A query or a candidate has lots of different features. For example a query can be constructed by these features:

user_id
user_previous_history
user_job
etc.

And a candidate can have features like:

item_description
item_image
item_price
posted_time
etc.

These obviouse features can be numerical variables, categorical variables, bitmaps or raw texts. However, these low-level features are not enough and we should extract some more abstract latent features from these obvious features to represent the query or the candidate as a numerical high-dimensional vector - known as Embedding Vector.

Matrix Factorization (MF) is a classic collaborative filtering method to learn some latent factors (latent features) from user_id, item_id and rating features and represent users and items by latent (embedding) vectors.

Matrix Factorization method only uses user_id and candidate_id features collaboratively to learn the latent features. In fact it doesn't care about other side-features like candidate_description, price, user_comment, etc.

To involve side-features as well as ids while learning latent features (embeddings), we can use deep neural network (DNN) architectures like softmax or two-tower neural models.

YouTube two-tower neural model uses side-features to represent queries and candidates in an abstract high-dimentional embedding vector.

Movielens dataset

The Movielens dataset is a benchmark dataset in the field of recommender system research containing a set of ratings given to movies by a set of users, collected from the MovieLens website - a movie recommendation service.
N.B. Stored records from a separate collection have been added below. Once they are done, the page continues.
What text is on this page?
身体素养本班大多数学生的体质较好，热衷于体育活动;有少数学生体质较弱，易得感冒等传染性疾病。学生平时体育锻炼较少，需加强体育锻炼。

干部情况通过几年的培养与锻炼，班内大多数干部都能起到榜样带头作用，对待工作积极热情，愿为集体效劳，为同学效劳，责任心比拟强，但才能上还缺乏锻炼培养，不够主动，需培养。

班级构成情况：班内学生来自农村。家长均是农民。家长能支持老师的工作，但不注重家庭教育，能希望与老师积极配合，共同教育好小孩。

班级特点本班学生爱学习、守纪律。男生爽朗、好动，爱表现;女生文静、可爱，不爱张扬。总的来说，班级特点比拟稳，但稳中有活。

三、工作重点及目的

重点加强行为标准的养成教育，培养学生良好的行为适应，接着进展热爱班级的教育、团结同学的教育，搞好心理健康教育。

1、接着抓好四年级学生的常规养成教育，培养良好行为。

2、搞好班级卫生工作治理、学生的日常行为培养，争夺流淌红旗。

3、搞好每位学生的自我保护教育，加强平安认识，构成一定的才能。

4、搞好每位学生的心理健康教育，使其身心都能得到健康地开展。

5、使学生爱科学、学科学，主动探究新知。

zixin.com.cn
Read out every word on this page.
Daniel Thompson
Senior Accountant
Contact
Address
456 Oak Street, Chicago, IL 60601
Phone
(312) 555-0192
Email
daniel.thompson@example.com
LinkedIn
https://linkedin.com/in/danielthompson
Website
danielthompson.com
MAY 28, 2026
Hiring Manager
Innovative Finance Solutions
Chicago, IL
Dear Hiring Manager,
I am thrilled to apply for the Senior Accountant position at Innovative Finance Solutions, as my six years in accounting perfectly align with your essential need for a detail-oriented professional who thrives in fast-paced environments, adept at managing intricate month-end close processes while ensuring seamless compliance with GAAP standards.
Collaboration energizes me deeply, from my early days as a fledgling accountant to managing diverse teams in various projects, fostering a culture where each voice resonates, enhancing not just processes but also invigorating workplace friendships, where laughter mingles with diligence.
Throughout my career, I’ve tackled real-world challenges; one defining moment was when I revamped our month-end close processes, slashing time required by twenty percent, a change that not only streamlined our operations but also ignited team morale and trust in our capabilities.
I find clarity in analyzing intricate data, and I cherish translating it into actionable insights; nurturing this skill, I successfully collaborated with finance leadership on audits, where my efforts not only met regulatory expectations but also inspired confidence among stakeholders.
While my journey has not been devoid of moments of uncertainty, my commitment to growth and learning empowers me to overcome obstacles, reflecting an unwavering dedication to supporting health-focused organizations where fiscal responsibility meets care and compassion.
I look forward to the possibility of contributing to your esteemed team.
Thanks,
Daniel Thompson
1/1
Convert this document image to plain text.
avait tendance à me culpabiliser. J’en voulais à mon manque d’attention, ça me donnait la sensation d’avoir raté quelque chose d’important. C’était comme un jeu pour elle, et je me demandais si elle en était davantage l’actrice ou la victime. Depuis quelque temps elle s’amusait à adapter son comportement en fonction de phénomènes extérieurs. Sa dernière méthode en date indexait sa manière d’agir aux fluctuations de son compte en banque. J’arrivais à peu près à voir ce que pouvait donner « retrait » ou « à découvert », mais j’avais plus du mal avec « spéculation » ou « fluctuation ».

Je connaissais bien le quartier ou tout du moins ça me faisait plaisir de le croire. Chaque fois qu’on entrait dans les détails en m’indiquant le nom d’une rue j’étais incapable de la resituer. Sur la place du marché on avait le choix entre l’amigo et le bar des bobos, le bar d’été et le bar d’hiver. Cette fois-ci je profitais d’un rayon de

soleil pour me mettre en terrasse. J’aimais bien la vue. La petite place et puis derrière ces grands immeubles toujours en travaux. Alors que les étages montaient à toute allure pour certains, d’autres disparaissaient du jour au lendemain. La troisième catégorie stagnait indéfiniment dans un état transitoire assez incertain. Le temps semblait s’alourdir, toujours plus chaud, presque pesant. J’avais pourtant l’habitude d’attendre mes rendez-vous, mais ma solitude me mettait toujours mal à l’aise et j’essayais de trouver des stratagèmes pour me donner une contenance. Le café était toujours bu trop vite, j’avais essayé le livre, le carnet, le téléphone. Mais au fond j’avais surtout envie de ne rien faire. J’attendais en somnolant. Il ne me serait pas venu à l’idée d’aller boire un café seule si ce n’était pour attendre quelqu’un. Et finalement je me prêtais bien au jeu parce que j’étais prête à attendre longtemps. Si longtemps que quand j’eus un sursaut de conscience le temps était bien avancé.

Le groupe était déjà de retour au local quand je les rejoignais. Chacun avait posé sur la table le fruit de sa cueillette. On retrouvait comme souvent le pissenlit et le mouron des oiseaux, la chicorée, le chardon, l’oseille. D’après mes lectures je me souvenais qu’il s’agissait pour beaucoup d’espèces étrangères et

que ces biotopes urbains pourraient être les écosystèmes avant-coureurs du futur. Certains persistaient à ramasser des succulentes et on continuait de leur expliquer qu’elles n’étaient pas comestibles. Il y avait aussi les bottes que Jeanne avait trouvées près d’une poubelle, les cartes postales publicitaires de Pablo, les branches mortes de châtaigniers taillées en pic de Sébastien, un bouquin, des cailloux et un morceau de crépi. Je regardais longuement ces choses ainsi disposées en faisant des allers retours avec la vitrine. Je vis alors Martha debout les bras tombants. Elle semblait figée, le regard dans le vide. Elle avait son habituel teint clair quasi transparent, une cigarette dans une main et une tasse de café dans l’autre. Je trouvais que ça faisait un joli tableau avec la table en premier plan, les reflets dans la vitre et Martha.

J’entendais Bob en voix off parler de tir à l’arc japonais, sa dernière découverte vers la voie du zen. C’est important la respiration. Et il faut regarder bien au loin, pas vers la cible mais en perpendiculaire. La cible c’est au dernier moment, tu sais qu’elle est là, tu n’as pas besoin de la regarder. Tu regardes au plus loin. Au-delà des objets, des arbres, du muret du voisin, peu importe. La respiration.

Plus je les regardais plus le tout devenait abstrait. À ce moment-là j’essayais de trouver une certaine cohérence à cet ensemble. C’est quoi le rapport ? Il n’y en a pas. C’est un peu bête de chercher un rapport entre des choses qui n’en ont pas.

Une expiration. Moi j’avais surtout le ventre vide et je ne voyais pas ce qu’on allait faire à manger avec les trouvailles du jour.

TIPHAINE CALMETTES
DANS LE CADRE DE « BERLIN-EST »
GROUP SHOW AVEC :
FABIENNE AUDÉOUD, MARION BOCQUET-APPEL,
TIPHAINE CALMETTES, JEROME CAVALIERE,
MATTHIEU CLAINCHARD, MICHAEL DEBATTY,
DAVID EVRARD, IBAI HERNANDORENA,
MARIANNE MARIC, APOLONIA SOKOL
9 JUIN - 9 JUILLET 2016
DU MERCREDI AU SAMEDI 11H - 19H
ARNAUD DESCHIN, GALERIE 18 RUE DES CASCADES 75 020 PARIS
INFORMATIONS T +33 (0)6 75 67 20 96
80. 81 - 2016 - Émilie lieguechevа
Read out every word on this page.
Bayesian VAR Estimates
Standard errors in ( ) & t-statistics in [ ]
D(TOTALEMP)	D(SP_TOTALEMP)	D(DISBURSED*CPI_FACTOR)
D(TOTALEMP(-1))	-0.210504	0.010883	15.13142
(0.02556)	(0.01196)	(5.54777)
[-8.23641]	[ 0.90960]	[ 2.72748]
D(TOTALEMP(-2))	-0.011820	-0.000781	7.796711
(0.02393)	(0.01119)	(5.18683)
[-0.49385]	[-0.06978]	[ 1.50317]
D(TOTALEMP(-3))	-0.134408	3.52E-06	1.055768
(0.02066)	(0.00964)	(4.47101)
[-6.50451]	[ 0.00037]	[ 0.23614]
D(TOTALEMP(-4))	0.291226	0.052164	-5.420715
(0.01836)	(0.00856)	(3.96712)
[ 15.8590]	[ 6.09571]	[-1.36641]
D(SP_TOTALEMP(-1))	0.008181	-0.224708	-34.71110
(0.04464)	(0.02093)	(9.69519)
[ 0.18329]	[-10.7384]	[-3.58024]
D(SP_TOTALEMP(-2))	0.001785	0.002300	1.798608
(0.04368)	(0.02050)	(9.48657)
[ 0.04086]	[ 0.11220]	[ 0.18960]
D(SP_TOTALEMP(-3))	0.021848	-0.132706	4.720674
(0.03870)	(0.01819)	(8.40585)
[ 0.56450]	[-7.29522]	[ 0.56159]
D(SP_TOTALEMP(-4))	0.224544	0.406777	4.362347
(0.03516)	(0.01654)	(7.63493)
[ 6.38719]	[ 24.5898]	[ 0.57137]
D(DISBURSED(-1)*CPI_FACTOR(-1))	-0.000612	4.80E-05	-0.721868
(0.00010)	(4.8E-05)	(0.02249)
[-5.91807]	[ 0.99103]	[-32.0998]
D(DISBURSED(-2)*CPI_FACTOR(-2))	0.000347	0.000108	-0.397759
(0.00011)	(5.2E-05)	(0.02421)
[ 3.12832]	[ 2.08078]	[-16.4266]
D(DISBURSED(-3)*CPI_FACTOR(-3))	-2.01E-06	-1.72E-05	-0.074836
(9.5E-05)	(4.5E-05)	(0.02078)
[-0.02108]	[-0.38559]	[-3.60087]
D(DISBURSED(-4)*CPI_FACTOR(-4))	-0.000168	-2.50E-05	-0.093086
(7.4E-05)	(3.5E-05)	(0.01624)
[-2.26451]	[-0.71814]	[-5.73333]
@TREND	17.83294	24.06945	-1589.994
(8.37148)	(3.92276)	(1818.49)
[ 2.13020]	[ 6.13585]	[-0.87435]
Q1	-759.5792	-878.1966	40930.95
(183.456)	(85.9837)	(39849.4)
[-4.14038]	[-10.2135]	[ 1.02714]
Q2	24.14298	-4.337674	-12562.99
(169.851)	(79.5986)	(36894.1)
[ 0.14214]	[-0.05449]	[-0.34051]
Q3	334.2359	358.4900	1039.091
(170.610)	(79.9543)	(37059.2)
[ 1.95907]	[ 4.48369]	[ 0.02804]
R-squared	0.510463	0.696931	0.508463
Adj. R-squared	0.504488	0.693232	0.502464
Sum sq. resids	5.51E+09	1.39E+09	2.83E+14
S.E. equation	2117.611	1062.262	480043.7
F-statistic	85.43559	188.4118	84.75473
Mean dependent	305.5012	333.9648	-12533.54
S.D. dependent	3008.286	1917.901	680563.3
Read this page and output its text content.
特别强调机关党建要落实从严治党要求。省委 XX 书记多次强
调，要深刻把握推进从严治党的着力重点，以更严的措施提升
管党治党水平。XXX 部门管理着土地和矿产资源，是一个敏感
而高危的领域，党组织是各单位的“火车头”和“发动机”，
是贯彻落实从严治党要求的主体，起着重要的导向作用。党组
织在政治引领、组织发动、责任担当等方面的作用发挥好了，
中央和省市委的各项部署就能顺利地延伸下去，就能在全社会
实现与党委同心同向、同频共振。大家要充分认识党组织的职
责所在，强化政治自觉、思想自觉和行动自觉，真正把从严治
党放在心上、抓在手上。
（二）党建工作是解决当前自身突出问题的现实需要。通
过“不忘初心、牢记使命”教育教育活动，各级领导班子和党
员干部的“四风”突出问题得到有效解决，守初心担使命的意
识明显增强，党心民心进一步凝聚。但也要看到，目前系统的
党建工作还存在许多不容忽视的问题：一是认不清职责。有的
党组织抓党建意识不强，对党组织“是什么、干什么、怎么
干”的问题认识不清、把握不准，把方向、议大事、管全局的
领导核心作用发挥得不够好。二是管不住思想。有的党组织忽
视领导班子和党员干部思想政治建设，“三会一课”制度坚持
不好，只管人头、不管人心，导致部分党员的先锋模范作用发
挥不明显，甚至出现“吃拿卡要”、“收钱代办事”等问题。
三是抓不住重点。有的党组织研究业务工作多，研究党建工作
There are 5 different versions of Movielens available for different purposes: "25m", "latest-small", "100k", "1m" and "20m". In this tutorial we are going to work with "100k" version. For more information about different versions visit the official website.

movielens/100k-ratings

The oldest version of the MovieLens dataset containing 100,000 ratings from 943 users on 1,682 movies. Each user has rated at least 20 movies. Ratings are in whole-star increments. This dataset contains demographic data of users in addition to data on movies and ratings.

movielens/100k-movies

This dataset contains data of 1,682 movies rated in the movielens/100k-ratings dataset.